Other members of the Azov-led delegation to Washington included Oleksandr Kikin, an original organizer of the extremist Right Sector in central Ukraine, and now the head of paralympic golf at the Ukrainian Golf Federation. Olena Gubka, a long-time combat medic, was also on hand. At some point Gubka joined the “OUN Battalion,” a far-right unit which originated in the Azov Battalion of 2014 and took its name from the fascist Organization of Ukrainian Nationalists that helped the Nazis perpetrate the Holocaust in Ukraine.
Proceeds from the Borderlands Foundation golf tournament will be granted towards “advocacy for the legalization of psychedelic therapy for veterans” and “research on ketamine therapy.”
Three days after the “Freedom Summit” concluded, the Washington Post reported that the State Department greenlit the NGU Azov Brigade to receive U.S. weapons and training, despite a ban passed by the U.S. House of Representatives years ago. The article noted that the State Department was somehow “unclear about the origins and timing” of its decision. Adding still more confusion, the State Department’s Bureau of Political-Military Affairs suggested that the Azov Brigade already “received [U.S.] arms and equipment.”
Over a month earlier, Stanford University’s Mapping Militants Project quietly deleted its profile on the Azov Movement, which sent representatives to Stanford in October 2022 and June 2023. The charity golf event, announced in April, raises more questions about the timing of this policy reversal.
More recently, the House of Representatives reaffirmed its ban for all “successor” units of the 2014 Azov Battalion, including the 3rd Assault Brigade, a neo-Nazi cesspool which has reportedly evaded U.S. restrictions by dropping the word “Azov” from its title. The consequences of this updated legislation remain to be seen.

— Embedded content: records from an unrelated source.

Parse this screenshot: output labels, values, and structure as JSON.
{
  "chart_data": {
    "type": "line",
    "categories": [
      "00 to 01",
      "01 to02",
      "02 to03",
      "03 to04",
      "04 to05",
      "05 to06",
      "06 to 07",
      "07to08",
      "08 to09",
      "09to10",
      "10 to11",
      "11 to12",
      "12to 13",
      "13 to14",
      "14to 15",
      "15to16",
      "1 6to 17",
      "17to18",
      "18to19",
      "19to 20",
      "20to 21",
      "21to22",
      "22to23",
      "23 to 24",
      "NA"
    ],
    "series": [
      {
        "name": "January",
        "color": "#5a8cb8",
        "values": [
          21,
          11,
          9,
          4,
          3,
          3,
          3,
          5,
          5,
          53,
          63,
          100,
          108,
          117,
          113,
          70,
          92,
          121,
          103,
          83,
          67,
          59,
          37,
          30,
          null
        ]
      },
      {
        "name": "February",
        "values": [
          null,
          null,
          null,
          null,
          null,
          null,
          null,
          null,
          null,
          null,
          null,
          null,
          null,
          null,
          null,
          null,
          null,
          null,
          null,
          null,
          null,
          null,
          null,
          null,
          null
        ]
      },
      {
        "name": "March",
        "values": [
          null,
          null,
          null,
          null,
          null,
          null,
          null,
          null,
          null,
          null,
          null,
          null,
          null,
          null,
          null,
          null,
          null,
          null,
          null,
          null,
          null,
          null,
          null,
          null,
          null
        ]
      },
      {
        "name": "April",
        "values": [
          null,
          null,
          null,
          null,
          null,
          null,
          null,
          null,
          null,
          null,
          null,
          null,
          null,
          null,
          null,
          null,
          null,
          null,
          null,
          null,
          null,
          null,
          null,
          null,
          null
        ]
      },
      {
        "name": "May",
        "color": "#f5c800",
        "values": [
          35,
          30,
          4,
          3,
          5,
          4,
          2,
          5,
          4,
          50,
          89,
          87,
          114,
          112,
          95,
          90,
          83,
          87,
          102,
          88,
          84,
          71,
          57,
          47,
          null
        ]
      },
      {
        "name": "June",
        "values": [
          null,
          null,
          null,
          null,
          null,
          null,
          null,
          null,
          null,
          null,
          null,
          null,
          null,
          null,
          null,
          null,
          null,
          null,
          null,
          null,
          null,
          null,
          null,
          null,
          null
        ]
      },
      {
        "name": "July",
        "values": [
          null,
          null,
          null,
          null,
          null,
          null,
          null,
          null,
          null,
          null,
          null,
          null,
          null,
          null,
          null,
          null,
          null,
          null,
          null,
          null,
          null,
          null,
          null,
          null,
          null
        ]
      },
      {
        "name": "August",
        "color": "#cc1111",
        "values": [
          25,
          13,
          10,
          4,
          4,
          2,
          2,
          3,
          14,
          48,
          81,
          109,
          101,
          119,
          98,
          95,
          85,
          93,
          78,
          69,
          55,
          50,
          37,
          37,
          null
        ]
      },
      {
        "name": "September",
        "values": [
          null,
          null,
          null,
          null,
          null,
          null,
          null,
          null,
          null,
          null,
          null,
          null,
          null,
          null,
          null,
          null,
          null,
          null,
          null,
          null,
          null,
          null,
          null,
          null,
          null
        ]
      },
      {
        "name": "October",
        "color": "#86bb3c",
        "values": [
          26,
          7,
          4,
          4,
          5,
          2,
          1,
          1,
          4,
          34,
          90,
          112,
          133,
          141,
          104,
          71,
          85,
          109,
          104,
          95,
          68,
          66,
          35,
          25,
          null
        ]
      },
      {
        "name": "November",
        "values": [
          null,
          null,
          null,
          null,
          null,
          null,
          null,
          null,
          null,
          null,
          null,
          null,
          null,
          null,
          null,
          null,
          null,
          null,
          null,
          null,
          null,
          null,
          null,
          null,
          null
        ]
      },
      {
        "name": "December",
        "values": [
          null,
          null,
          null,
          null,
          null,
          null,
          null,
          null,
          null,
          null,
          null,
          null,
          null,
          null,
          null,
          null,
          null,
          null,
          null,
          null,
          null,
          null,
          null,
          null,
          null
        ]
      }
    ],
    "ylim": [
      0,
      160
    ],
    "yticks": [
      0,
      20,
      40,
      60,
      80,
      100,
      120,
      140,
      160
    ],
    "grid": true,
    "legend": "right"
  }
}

Pro-Azov info-warriors often insist that the NGU Azov Brigade became worthy “Heroes of Ukraine” by distancing itself from the broader Azov Movement and cleansing the unit of neo-Nazis. The undesirable elements allegedly left to join the “National Corps” and other groups for Azov veterans. According to the New York Times, “Independent military analysts and experts who study the far right support that assertion, asserting that [NGU] Azov’s incorporation into the regular combat forces of the Ukrainian military led to a purging of extremist elements.”
In fact, there was never a purge, and the Azov Brigade still hosts openly neo-Nazi units. But for the sake of argument, let’s briefly entertain this evidence-free fantasy promoted by many in Washington, Kyiv, and the media: whatever happened to those “bad apples”? For starters, they coalesced in the 3rd Assault Brigade, which remains tied to the hip of the Azov Brigade’s Patronage Service. Other examples include Azov’s autonomous military schools, which are technically part of the NGU unit, named after OUN founder Yevhen Konovalets and OUN ideologist Mykola Stsiborskyi, who envisioned a totalitarian Ukraine.
In reality, those teeing off on critics of the Azov Brigade are whitewashing the most powerful neo-Nazi movement in Ukraine, and probably the world.